Malgré l’opération de désengorgement menée en juin dernier, le Carrefour des Charbonnages connaît un retour progressif et préoccupant de l’occupation anarchique de ses trottoirs par des vendeurs ambulants. Friperie, sacs, chaussures et autres marchandises jonchent de nouveau les abords de cette zone névralgique, transformée en marché informel à ciel ouvert, au mépris des efforts de salubrité et d’urbanisme engagés par les autorités municipales.

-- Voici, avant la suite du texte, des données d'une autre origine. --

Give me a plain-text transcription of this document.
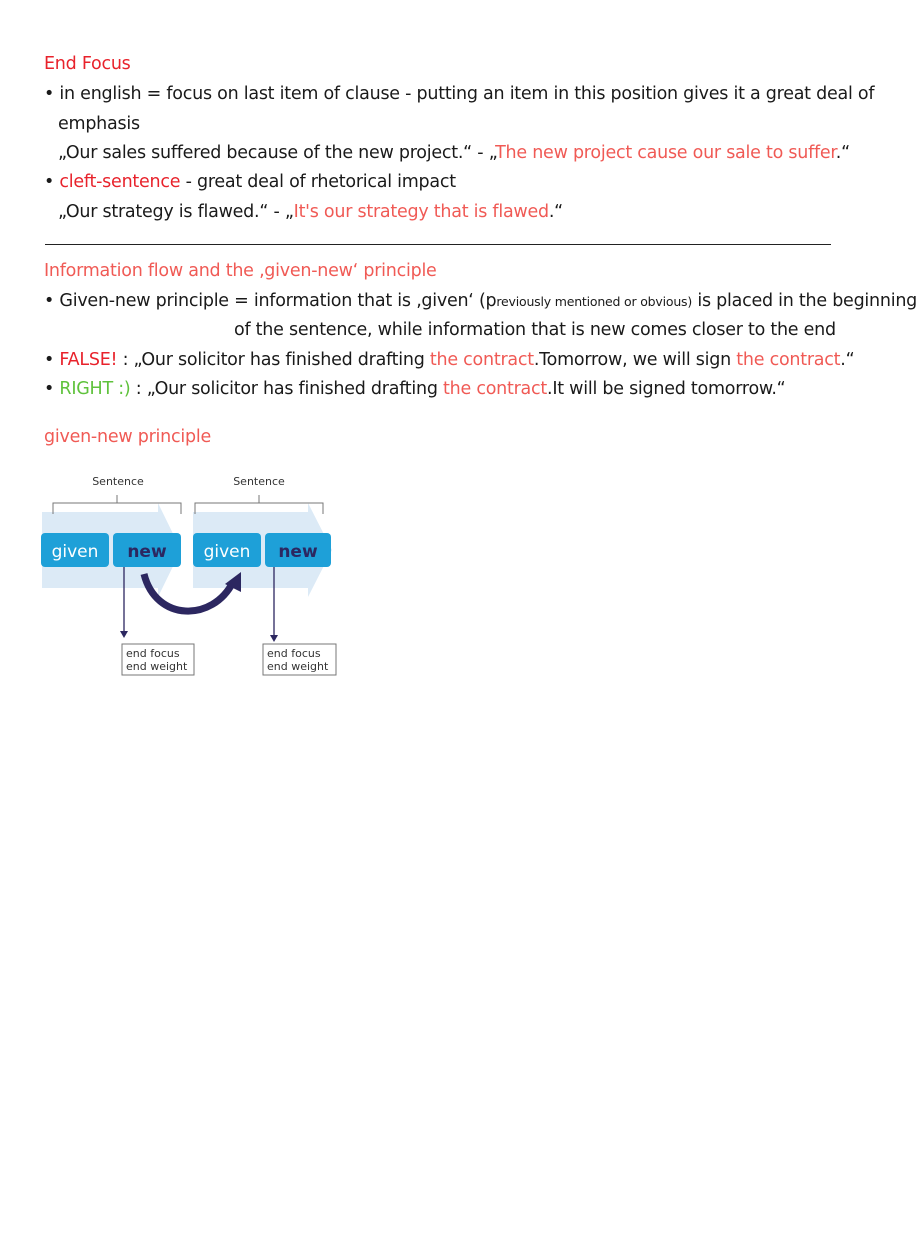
End Focus
• in english = focus on last item of clause - putting an item in this position gives it a great deal of
emphasis
„Our sales suffered because of the new project.“ - „The new project cause our sale to suffer.“
• cleft-sentence - great deal of rhetorical impact
„Our strategy is flawed.“ - „It's our strategy that is flawed.“
Information flow and the ‚given-new‘ principle
• Given-new principle = information that is ‚given‘ (previously mentioned or obvious) is placed in the beginning
of the sentence, while information that is new comes closer to the end
• FALSE! : „Our solicitor has finished drafting the contract.Tomorrow, we will sign the contract.“
• RIGHT :) : „Our solicitor has finished drafting the contract.It will be signed tomorrow.“
given-new principle
Sentence	Sentence
given new given new
end focus
end weight
end focus
end weight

Longtemps identifié comme un point chaud du commerce informel à Libreville, le site avait été vidé de ses occupants il y a quelques semaines lors d’une vaste opération menée par la mairie, censée redonner à cet espace sa vocation première : la fluidité de la circulation et la sécurité des piétons. Mais à peine les contrôles relâchés, notamment en après-midi et les week-ends, les commerçants ambulants ont repris possession des lieux, profitant de l’absence des agents municipaux.
« Après la casse, nous avons été délogés, mais les clients ne savent plus où nous trouver. Alors, on revient discrètement ici pour vendre et proposer nos services, surtout le matin, en faisant attention aux contrôleurs », confie Orphée G., étudiant et démarcheur occasionnel.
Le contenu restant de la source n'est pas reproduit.